Dans une petite ville des montagnes afghanes, poussière au bord du monde, git le corps d’un chef de guerre. La balle tirée dans la nuque par l’un de ses hommes a plongé le fier guerrier, lui qui devait mourir au champ d’honneur, dans le coma. A son chevet sa très jeune épouse veille. Jour après jour elle prie, chasse les mouches, change la perfusion qu’elle remplace par un mélange d’eau sucrée et salée quand vient à manquer l’argent, lave enfin le corps inerte du gisant marmoréen. La région est en guerre, des hordes de talibans y pratiquent leurs exactions, mais la femme refuse de fuir car, par delà son sommeil de mort, le mari exerce toujours sa terrible autorité. Elle justifie au dormeur le moindre de ses déplacements, lui fait part des incidents du quotidien puis, au détour d’une phrase, dévoile sa pensée, souffle ses attentes à cet homme qui ne l’a pas laissée l’aimer et dont elle n’a connu que la violence. Le murmure devient revendication, la parole se libère en un long monologue où l’épouse, perdue dans les ruines et la désolation, révèle à elle-même un désir écrasé par le poids de la soumission. L’époux devient alors sa pierre de patience, un garde-fou pour l’empêcher de basculer dans la folie. La rencontre inattendue d’un jeune combattant, qui veut d’abord la violer, achève de libérer sa féminité captive. Lui ne veut pas faire la guerre, il ne cherche que l’amour ; leur étreinte est une nouvelle possession de la chair quand le mari, jadis jouisseur tout puissant, est désormais prisonnier de son propre corps. Mais pour que la libération soit totale, pour qu’enfin éclate la pierre de patience, il faudra encore un dernier secret…

Il était à craindre que la forme quasi monologuée du scénario, le huis clos entre l’épouse et le mari, ne fige dans une forme hautement théâtralisée la mise en scène. Il n’en n’est rien.
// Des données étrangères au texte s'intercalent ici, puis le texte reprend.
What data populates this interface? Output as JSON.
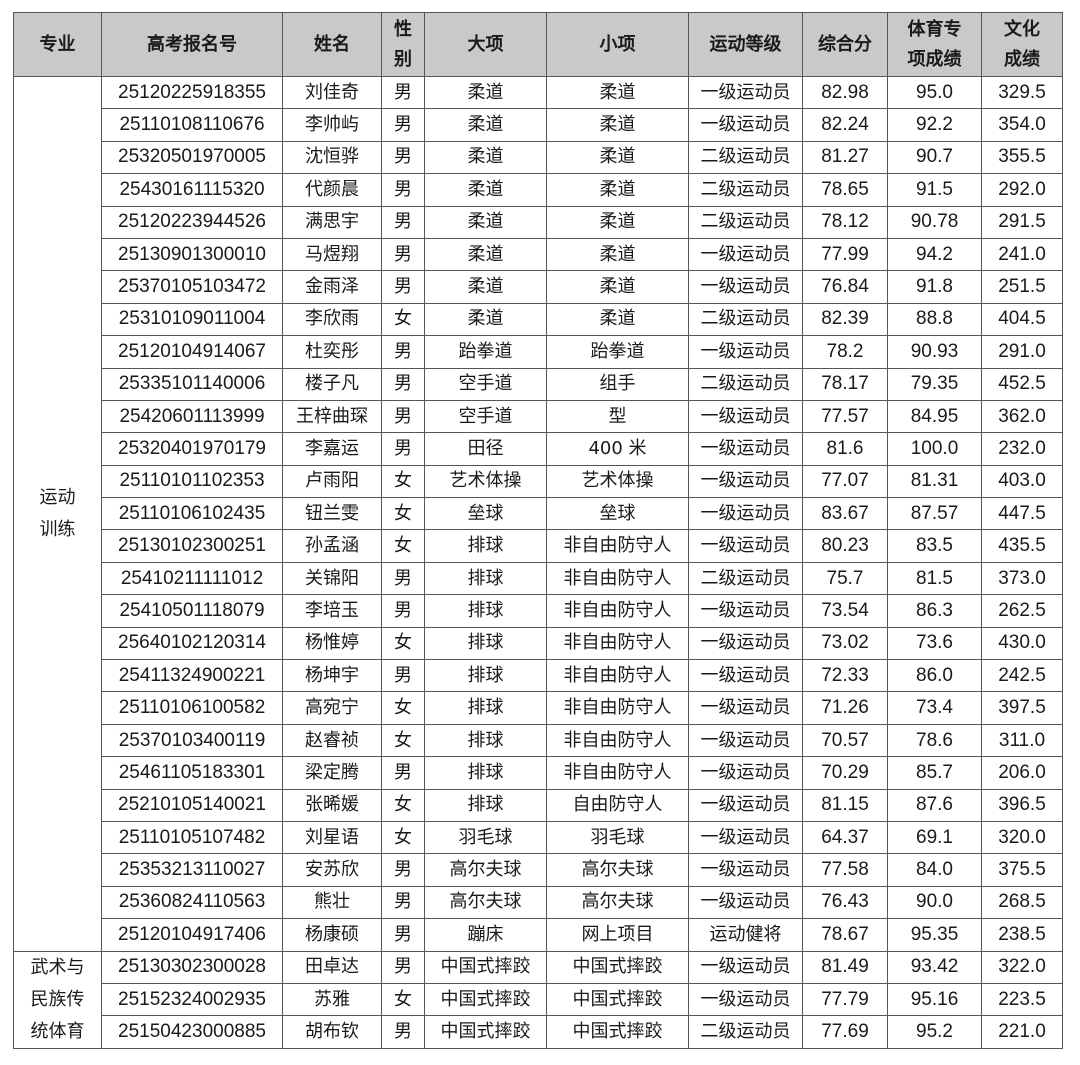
{
  "headers": [
    "专业",
    "高考报名号",
    "姓名",
    "性别",
    "大项",
    "小项",
    "运动等级",
    "综合分",
    "体育专项成绩",
    "文化成绩"
  ],
  "header_lines": [
    [
      "专业"
    ],
    [
      "高考报名号"
    ],
    [
      "姓名"
    ],
    [
      "性",
      "别"
    ],
    [
      "大项"
    ],
    [
      "小项"
    ],
    [
      "运动等级"
    ],
    [
      "综合分"
    ],
    [
      "体育专",
      "项成绩"
    ],
    [
      "文化",
      "成绩"
    ]
  ],
  "groups": [
    {
      "major": "运动训练",
      "major_lines": [
        "运动",
        "训练"
      ],
      "rows": [
        [
          "25120225918355",
          "刘佳奇",
          "男",
          "柔道",
          "柔道",
          "一级运动员",
          "82.98",
          "95.0",
          "329.5"
        ],
        [
          "25110108110676",
          "李帅屿",
          "男",
          "柔道",
          "柔道",
          "一级运动员",
          "82.24",
          "92.2",
          "354.0"
        ],
        [
          "25320501970005",
          "沈恒骅",
          "男",
          "柔道",
          "柔道",
          "二级运动员",
          "81.27",
          "90.7",
          "355.5"
        ],
        [
          "25430161115320",
          "代颜晨",
          "男",
          "柔道",
          "柔道",
          "二级运动员",
          "78.65",
          "91.5",
          "292.0"
        ],
        [
          "25120223944526",
          "满思宇",
          "男",
          "柔道",
          "柔道",
          "二级运动员",
          "78.12",
          "90.78",
          "291.5"
        ],
        [
          "25130901300010",
          "马煜翔",
          "男",
          "柔道",
          "柔道",
          "一级运动员",
          "77.99",
          "94.2",
          "241.0"
        ],
        [
          "25370105103472",
          "金雨泽",
          "男",
          "柔道",
          "柔道",
          "一级运动员",
          "76.84",
          "91.8",
          "251.5"
        ],
        [
          "25310109011004",
          "李欣雨",
          "女",
          "柔道",
          "柔道",
          "二级运动员",
          "82.39",
          "88.8",
          "404.5"
        ],
        [
          "25120104914067",
          "杜奕彤",
          "男",
          "跆拳道",
          "跆拳道",
          "一级运动员",
          "78.2",
          "90.93",
          "291.0"
        ],
        [
          "25335101140006",
          "楼子凡",
          "男",
          "空手道",
          "组手",
          "二级运动员",
          "78.17",
          "79.35",
          "452.5"
        ],
        [
          "25420601113999",
          "王梓曲琛",
          "男",
          "空手道",
          "型",
          "一级运动员",
          "77.57",
          "84.95",
          "362.0"
        ],
        [
          "25320401970179",
          "李嘉运",
          "男",
          "田径",
          "400 米",
          "一级运动员",
          "81.6",
          "100.0",
          "232.0"
        ],
        [
          "25110101102353",
          "卢雨阳",
          "女",
          "艺术体操",
          "艺术体操",
          "一级运动员",
          "77.07",
          "81.31",
          "403.0"
        ],
        [
          "25110106102435",
          "钮兰雯",
          "女",
          "垒球",
          "垒球",
          "一级运动员",
          "83.67",
          "87.57",
          "447.5"
        ],
        [
          "25130102300251",
          "孙孟涵",
          "女",
          "排球",
          "非自由防守人",
          "一级运动员",
          "80.23",
          "83.5",
          "435.5"
        ],
        [
          "25410211111012",
          "关锦阳",
          "男",
          "排球",
          "非自由防守人",
          "二级运动员",
          "75.7",
          "81.5",
          "373.0"
        ],
        [
          "25410501118079",
          "李培玉",
          "男",
          "排球",
          "非自由防守人",
          "一级运动员",
          "73.54",
          "86.3",
          "262.5"
        ],
        [
          "25640102120314",
          "杨惟婷",
          "女",
          "排球",
          "非自由防守人",
          "一级运动员",
          "73.02",
          "73.6",
          "430.0"
        ],
        [
          "25411324900221",
          "杨坤宇",
          "男",
          "排球",
          "非自由防守人",
          "一级运动员",
          "72.33",
          "86.0",
          "242.5"
        ],
        [
          "25110106100582",
          "高宛宁",
          "女",
          "排球",
          "非自由防守人",
          "一级运动员",
          "71.26",
          "73.4",
          "397.5"
        ],
        [
          "25370103400119",
          "赵睿祯",
          "女",
          "排球",
          "非自由防守人",
          "一级运动员",
          "70.57",
          "78.6",
          "311.0"
        ],
        [
          "25461105183301",
          "梁定腾",
          "男",
          "排球",
          "非自由防守人",
          "一级运动员",
          "70.29",
          "85.7",
          "206.0"
        ],
        [
          "25210105140021",
          "张晞媛",
          "女",
          "排球",
          "自由防守人",
          "一级运动员",
          "81.15",
          "87.6",
          "396.5"
        ],
        [
          "25110105107482",
          "刘星语",
          "女",
          "羽毛球",
          "羽毛球",
          "一级运动员",
          "64.37",
          "69.1",
          "320.0"
        ],
        [
          "25353213110027",
          "安苏欣",
          "男",
          "高尔夫球",
          "高尔夫球",
          "一级运动员",
          "77.58",
          "84.0",
          "375.5"
        ],
        [
          "25360824110563",
          "熊壮",
          "男",
          "高尔夫球",
          "高尔夫球",
          "一级运动员",
          "76.43",
          "90.0",
          "268.5"
        ],
        [
          "25120104917406",
          "杨康硕",
          "男",
          "蹦床",
          "网上项目",
          "运动健将",
          "78.67",
          "95.35",
          "238.5"
        ]
      ]
    },
    {
      "major": "武术与民族传统体育",
      "major_lines": [
        "武术与",
        "民族传",
        "统体育"
      ],
      "rows": [
        [
          "25130302300028",
          "田卓达",
          "男",
          "中国式摔跤",
          "中国式摔跤",
          "一级运动员",
          "81.49",
          "93.42",
          "322.0"
        ],
        [
          "25152324002935",
          "苏雅",
          "女",
          "中国式摔跤",
          "中国式摔跤",
          "一级运动员",
          "77.79",
          "95.16",
          "223.5"
        ],
        [
          "25150423000885",
          "胡布钦",
          "男",
          "中国式摔跤",
          "中国式摔跤",
          "二级运动员",
          "77.69",
          "95.2",
          "221.0"
        ]
      ]
    }
  ]
}
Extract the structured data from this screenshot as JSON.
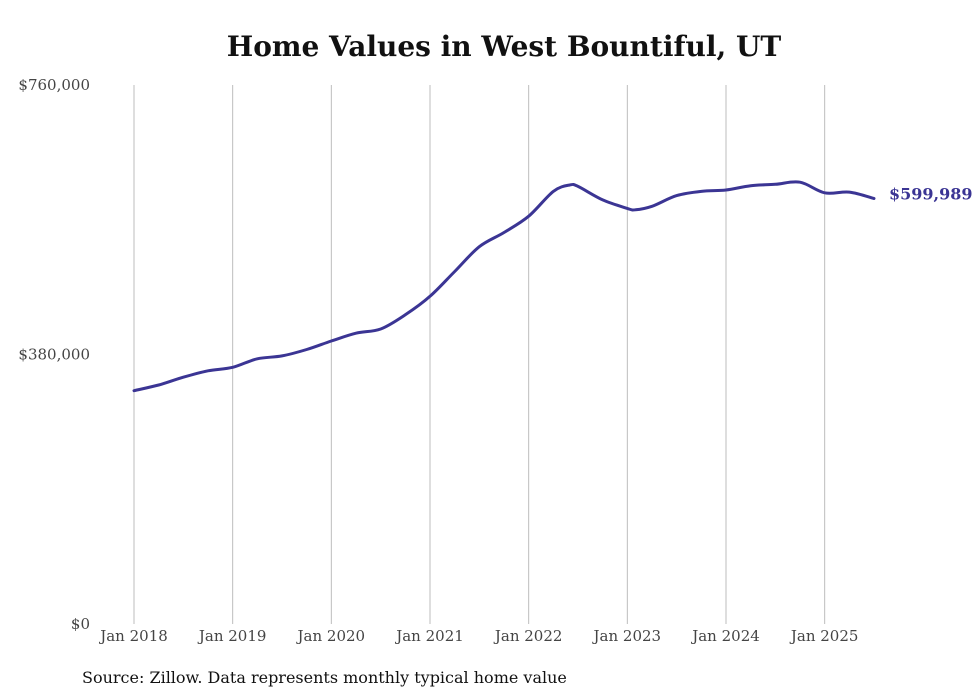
{
  "chart_data": {
    "type": "line",
    "title": "Home Values in West Bountiful, UT",
    "source": "Source: Zillow. Data represents monthly typical home value",
    "xlabel": "",
    "ylabel": "",
    "ylim": [
      0,
      760000
    ],
    "y_ticks": [
      {
        "value": 0,
        "label": "$0"
      },
      {
        "value": 380000,
        "label": "$380,000"
      },
      {
        "value": 760000,
        "label": "$760,000"
      }
    ],
    "x_ticks": [
      {
        "value": "2018-01",
        "label": "Jan 2018"
      },
      {
        "value": "2019-01",
        "label": "Jan 2019"
      },
      {
        "value": "2020-01",
        "label": "Jan 2020"
      },
      {
        "value": "2021-01",
        "label": "Jan 2021"
      },
      {
        "value": "2022-01",
        "label": "Jan 2022"
      },
      {
        "value": "2023-01",
        "label": "Jan 2023"
      },
      {
        "value": "2024-01",
        "label": "Jan 2024"
      },
      {
        "value": "2025-01",
        "label": "Jan 2025"
      }
    ],
    "xlim": [
      "2018-01",
      "2025-07"
    ],
    "grid": "vertical",
    "line_color": "#3b3594",
    "end_label": "$599,989",
    "series": [
      {
        "x": [
          "2018-01",
          "2018-04",
          "2018-07",
          "2018-10",
          "2019-01",
          "2019-04",
          "2019-07",
          "2019-10",
          "2020-01",
          "2020-04",
          "2020-07",
          "2020-10",
          "2021-01",
          "2021-04",
          "2021-07",
          "2021-10",
          "2022-01",
          "2022-04",
          "2022-06",
          "2022-07",
          "2022-10",
          "2023-01",
          "2023-02",
          "2023-04",
          "2023-07",
          "2023-10",
          "2024-01",
          "2024-04",
          "2024-07",
          "2024-10",
          "2025-01",
          "2025-04",
          "2025-07"
        ],
        "values": [
          329000,
          337000,
          348000,
          357000,
          362000,
          374000,
          378000,
          387000,
          399000,
          410000,
          416000,
          436000,
          462000,
          497000,
          532000,
          552000,
          575000,
          610000,
          619000,
          617000,
          598000,
          586000,
          584000,
          589000,
          604000,
          610000,
          612000,
          618000,
          620000,
          623000,
          608000,
          609000,
          599989
        ]
      }
    ]
  }
}
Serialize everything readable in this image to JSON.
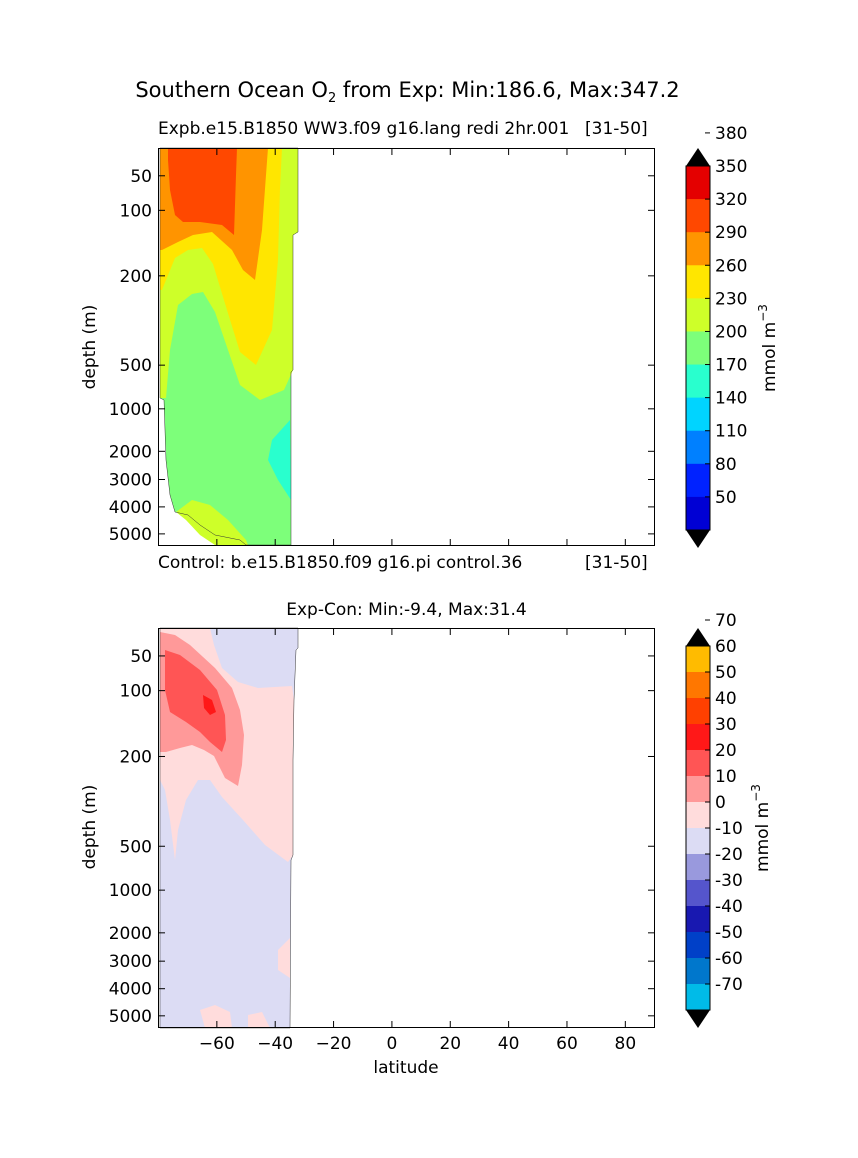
{
  "figure": {
    "suptitle_pre": "Southern Ocean O",
    "suptitle_sub": "2",
    "suptitle_post": " from Exp: Min:186.6, Max:347.2"
  },
  "panel_top": {
    "title_left": "Expb.e15.B1850 WW3.f09 g16.lang redi 2hr.001",
    "title_right": "[31-50]",
    "bottom_left": "Control: b.e15.B1850.f09 g16.pi control.36",
    "bottom_right": "[31-50]",
    "ylabel": "depth (m)",
    "colorbar_label": "mmol m",
    "colorbar_label_sup": "−3"
  },
  "panel_bottom": {
    "title": "Exp-Con: Min:-9.4, Max:31.4",
    "ylabel": "depth (m)",
    "xlabel": "latitude",
    "colorbar_label": "mmol m",
    "colorbar_label_sup": "−3"
  },
  "chart_data": [
    {
      "type": "heatmap",
      "subtype": "filled-contour",
      "title": "Expb.e15.B1850 WW3.f09 g16.lang redi 2hr.001 [31-50]",
      "ylabel": "depth (m)",
      "y_ticks": [
        50,
        100,
        200,
        500,
        1000,
        2000,
        3000,
        4000,
        5000
      ],
      "xlim": [
        -80,
        90
      ],
      "data_lat_extent": [
        -80,
        -33
      ],
      "colorbar_levels": [
        20,
        50,
        80,
        110,
        140,
        170,
        200,
        230,
        260,
        290,
        320,
        350,
        380,
        410
      ],
      "colorbar_tick_labels": [
        "50",
        "80",
        "110",
        "140",
        "170",
        "200",
        "230",
        "260",
        "290",
        "320",
        "350",
        "380"
      ],
      "colorbar_colors": [
        "#000080",
        "#0000d4",
        "#0022ff",
        "#0080ff",
        "#00d4ff",
        "#29ffce",
        "#7dff7a",
        "#ceff29",
        "#ffe600",
        "#ff9400",
        "#ff4800",
        "#e40000",
        "#800000"
      ],
      "colorbar_extend": "both",
      "colorbar_label": "mmol m-3",
      "value_range": [
        186.6,
        347.2
      ]
    },
    {
      "type": "heatmap",
      "subtype": "filled-contour",
      "title": "Exp-Con: Min:-9.4, Max:31.4",
      "xlabel": "latitude",
      "ylabel": "depth (m)",
      "x_ticks": [
        -60,
        -40,
        -20,
        0,
        20,
        40,
        60,
        80
      ],
      "y_ticks": [
        50,
        100,
        200,
        500,
        1000,
        2000,
        3000,
        4000,
        5000
      ],
      "xlim": [
        -80,
        90
      ],
      "data_lat_extent": [
        -80,
        -33
      ],
      "colorbar_levels": [
        -80,
        -70,
        -60,
        -50,
        -40,
        -30,
        -20,
        -10,
        0,
        10,
        20,
        30,
        40,
        50,
        60,
        70,
        80
      ],
      "colorbar_tick_labels": [
        "-70",
        "-60",
        "-50",
        "-40",
        "-30",
        "-20",
        "-10",
        "0",
        "10",
        "20",
        "30",
        "40",
        "50",
        "60",
        "70"
      ],
      "colorbar_colors": [
        "#00ffff",
        "#00bbe8",
        "#0077cc",
        "#0040c8",
        "#1818b0",
        "#5555cc",
        "#9999dd",
        "#dcdcf4",
        "#ffdcdc",
        "#ff9999",
        "#ff5555",
        "#ff1818",
        "#ff4000",
        "#ff7700",
        "#ffbb00",
        "#ffff00"
      ],
      "colorbar_extend": "both",
      "colorbar_label": "mmol m-3",
      "value_range": [
        -9.4,
        31.4
      ]
    }
  ]
}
Les excursions de l’épouse dans la ville assiégée à la recherche d’eau, de nourriture ou de médicaments, ses visites à sa tante, tenancière d’une maison close, desquelles jaillit le besoin de dire l’intime, rythment la narration en retardant le moment de la prochaine révélation. Quelques flash-backs se présentent sous la forme de récits enchâssés où transpire l’absurde d’une société hautement patriarcale ; le père qui accorde à ses cailles infiniment plus de valeur qu’à sa femme ou à ses filles, la scène du mariage où le mari retenu au front n’est présent que sous la double forme d’une photographie et d’un poignard, et surtout cette peur viscérale du rejet qui pousse au renoncement, à la négation absolue de soi.

Golshifteh Farahani
Golshifteh Farahani dans une scène du film de Atiq Rahimi

Mais la force du film d’Atiq Rahimi, adapté avec l’aide de Jean-Claude Carrière, habitué des transpositions littéraires au cinéma (Un amour de Swann, Valmont, Cyrano de Bergerac), réside en ce qu’il n’est pas purement politique. Par delà l’obscurantisme que dénoncent les souvenirs de l’épouse s’esquisse un portrait de femme d’autant plus poignant que son centre de gravité, l’exploration du désir, en consacre l’universalité. Nous ne saurons jamais son nom, qu’importe, en elle doit se fondre les avatars de la féminité ; l’enfant soumise, l’hétaïre lassive ou encore la divine prophetesse.

L’actrice iranienne Golshifteh Farahani transcende littéralement le texte de Rahimi. Exilée d’Iran depuis cinq ans pour s’être affichée sur un tapis rouge sans foulard, elle ne connaît que trop bien les frustrations de son personnage. Sa beauté sombre est celle d’une reine de tragédie. Le dépouillement du cadre souligne son visage de bronze. On la rêve en Bérénice ou en Phèdre, attisant de son timbre grave les braises du verbe racinien. La caméra flotte autour de ses boucles noires, son oeil de velours, d’abord inquiet et larmoyant, s’allume doucement d’une irrépressible fièvre à mesure que progresse le flot des révélations. Sous un ciel de craie, au milieu des cendres, elle est une flamme vive à la chaleur de laquelle l’humanité trouve un refuge.

Assurément, Syngué Sabour est l’un des films les plus intelligents réalisés ces dernières années sur la condition de la femme et les modalités de son affranchissement, car il substitue à la caricature féministe tout la beauté et la vigueur du désir.